Imagine, too, the problems than can fester when the divorcing couple doesn't give adequate thought to the finer points of the estate planning process or the terms of the settlement agreement.  For example, sometimes the insuring parent names the other parent as the beneficiary. The insurance proceeds usually end up being a windfall for the surviving parent and the child rarely sees much of it.  Consider the case Niky and Robert Osborne.  In re Marriage of Osborne, 327 Ill.
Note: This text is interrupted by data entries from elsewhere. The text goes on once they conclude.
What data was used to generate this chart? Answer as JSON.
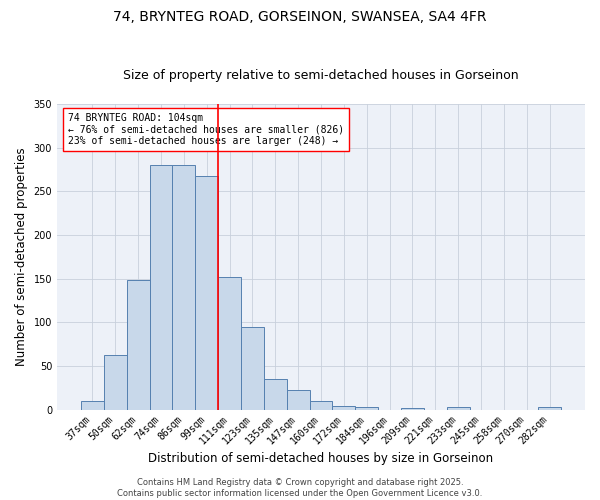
{
  "title_line1": "74, BRYNTEG ROAD, GORSEINON, SWANSEA, SA4 4FR",
  "title_line2": "Size of property relative to semi-detached houses in Gorseinon",
  "xlabel": "Distribution of semi-detached houses by size in Gorseinon",
  "ylabel": "Number of semi-detached properties",
  "bin_labels": [
    "37sqm",
    "50sqm",
    "62sqm",
    "74sqm",
    "86sqm",
    "99sqm",
    "111sqm",
    "123sqm",
    "135sqm",
    "147sqm",
    "160sqm",
    "172sqm",
    "184sqm",
    "196sqm",
    "209sqm",
    "221sqm",
    "233sqm",
    "245sqm",
    "258sqm",
    "270sqm",
    "282sqm"
  ],
  "bar_values": [
    10,
    63,
    148,
    280,
    280,
    268,
    152,
    95,
    35,
    23,
    10,
    4,
    3,
    0,
    2,
    0,
    3,
    0,
    0,
    0,
    3
  ],
  "bar_color": "#c8d8ea",
  "bar_edge_color": "#5580b0",
  "vline_x_index": 6,
  "vline_color": "red",
  "annotation_box_text": "74 BRYNTEG ROAD: 104sqm\n← 76% of semi-detached houses are smaller (826)\n23% of semi-detached houses are larger (248) →",
  "annotation_box_color": "red",
  "annotation_box_bg": "white",
  "ylim": [
    0,
    350
  ],
  "yticks": [
    0,
    50,
    100,
    150,
    200,
    250,
    300,
    350
  ],
  "grid_color": "#c8d0dc",
  "background_color": "#edf1f8",
  "footer_text": "Contains HM Land Registry data © Crown copyright and database right 2025.\nContains public sector information licensed under the Open Government Licence v3.0.",
  "title_fontsize": 10,
  "subtitle_fontsize": 9,
  "axis_label_fontsize": 8.5,
  "tick_fontsize": 7,
  "annotation_fontsize": 7,
  "footer_fontsize": 6
}
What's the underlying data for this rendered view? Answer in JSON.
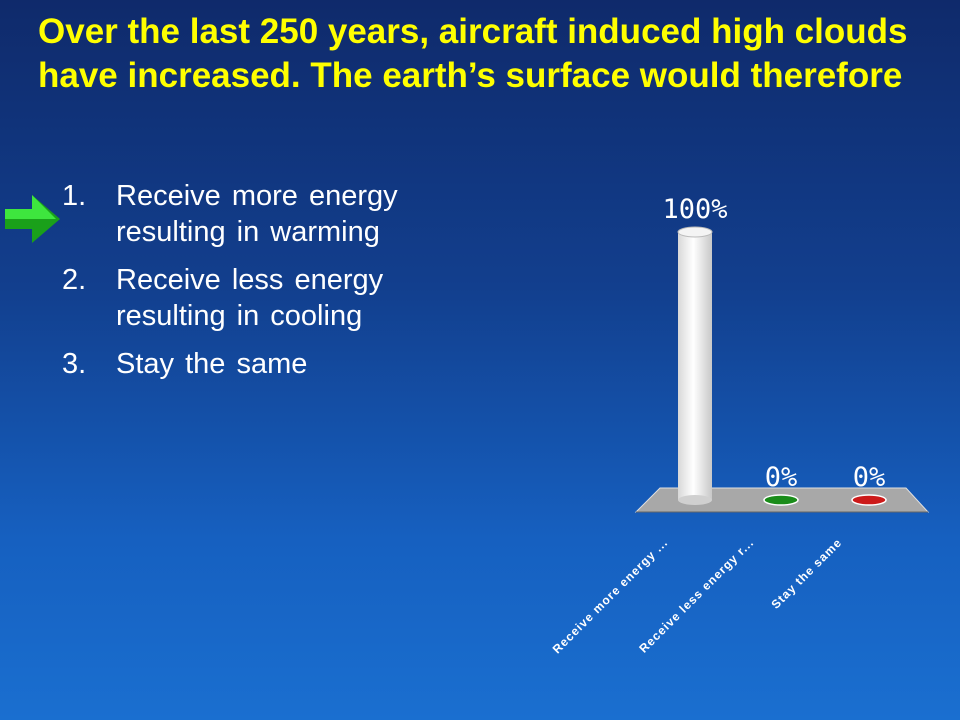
{
  "slide": {
    "title": "Over the last 250 years, aircraft induced high clouds have increased.  The earth’s surface would therefore",
    "answers": [
      {
        "number": "1.",
        "text": "Receive more energy resulting in warming"
      },
      {
        "number": "2.",
        "text": "Receive less energy resulting in cooling"
      },
      {
        "number": "3.",
        "text": "Stay the same"
      }
    ],
    "indicator_icon": "green-arrow-right-icon",
    "colors": {
      "title": "#ffff00",
      "answer_text": "#ffffff",
      "arrow": "#22cc22"
    }
  },
  "chart_data": {
    "type": "bar",
    "categories": [
      "Receive more energy ...",
      "Receive less energy r...",
      "Stay the same"
    ],
    "values": [
      100,
      0,
      0
    ],
    "value_labels": [
      "100%",
      "0%",
      "0%"
    ],
    "ylim": [
      0,
      100
    ],
    "grid": false,
    "legend": "none",
    "colors": [
      "#ffffff",
      "#1a8c1a",
      "#cc1a1a"
    ]
  }
}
App. 3d 249, 261 Ill.Dec. 606, 763 N.E.2d 855 (3d Dist., 2002).  When they divorced, Robert thought he was agreeing to maintain five life insurance policies for the benefit of the children.  In fact, the language wasn't clear about that and he ended up paying premiums on life insurance policies for the benefit of his former wife.  Robert simply forgot to include language in the settlement agreement saying that the policies were only intended to secure his child support.  After his kids had all turned 22, he tried to stop paying on the insurance.  Niky objected -- she liked having five policies on Robert's life.  Were he to die, she'd be very rich.  The court noted that there was no language in the agreement permitting him to stop paying once the kids were all 18, and so he had to continue to maintain the policies on his own life – for the benefit of his former wife, not his kids.  His sloppy agreement left him with an unfair burden, and left his former wife with a windfall.

 

The better practice is to establish a trust with the insurance proceeds – the trustee can see to the proper use of the insurance money (child support?  college education?) and make sure that the surviving parent doesn't abuse the child's funds. To avoid these pitfalls, and to secure your child's future, be sure to work with an experienced and knowledgeable divorce attorney who can help with the financial planning and estate planning you will need once your divorce nears its conclusion.

 

Insurance Should Be Bilateral:  Both parents owe a duty of support to their children.  Because of this, the lives of BOTH parents should be insured to secure the child's future in the event a parent dies.

 

Enforcing Support Against Deceased Parent's Estate:  If you already have your judgment and the child support section language lacks any life insurance or beneficial trust language, and the other parent dies, Illinois' child-support-beyond-death law (750 ILCS 5/510(d)) says:

 

(d) . . . .  An existing obligation to pay for support or educational expenses, or both, is not terminated by the death of a parent.  When a parent obligated to pay support or educational expenses, or both, dies, the amount of support or educational expenses, or both, may be enforced, modified, revoked or commuted to a lump sum payment, as equity may require, and that determination may be provided for at the time of the dissolution of the marriage or thereafter.  

 

This law, like the life-insurance-to-secure-child-support law (750 ILCE 5/505(a)(3)(f)), does not require a finding  that the life insurance "is necessary to protect and promote the best interests of the children."  In re:  Marriage of Schnieder, 343 Ill. App. 3d 628, 798 N.E.2d 1242, 278 Ill.Dec. 485 (2d Dist., 2003).

 

Child's Award in Probate:  Illinois' Probate Law (755 ILCS 5/15-2(b)) also allows the probate court to make a "child's award" from the estate of deceased parent.  Such an award by the probate court is separate and independent from an award under the child-support-beyond-death law.  Estate of Hudson, No. 5-07-0312, 896 N.E.2d 1123 (5th Dist., 2008).

 

Constructive Trust:  Collecting on Life Insurance Benefits:  It's common in divorce and child support cases for the court to require a parent to name a particular beneficiary to a life insurance policy.  Sometimes, the parent buys the insurance policy but names a second spouse as the beneficiary.  When that happens, the child enjoys an advantage over the named beneficiary:

 

"When marital settlement agreements require an insured to maintain life insurance for the benefit of a particular beneficiary, that beneficiary has an enforceable, equitable right, to the proceeds of the insurance policies against any other named beneficiary . . . ." 

 

Schwass By and Through Postillion v. Schwass, 126 Ill.App.3d 512, 467 N.E.2d 957, 81 Ill.Dec. 835 (1st Dist., 1984).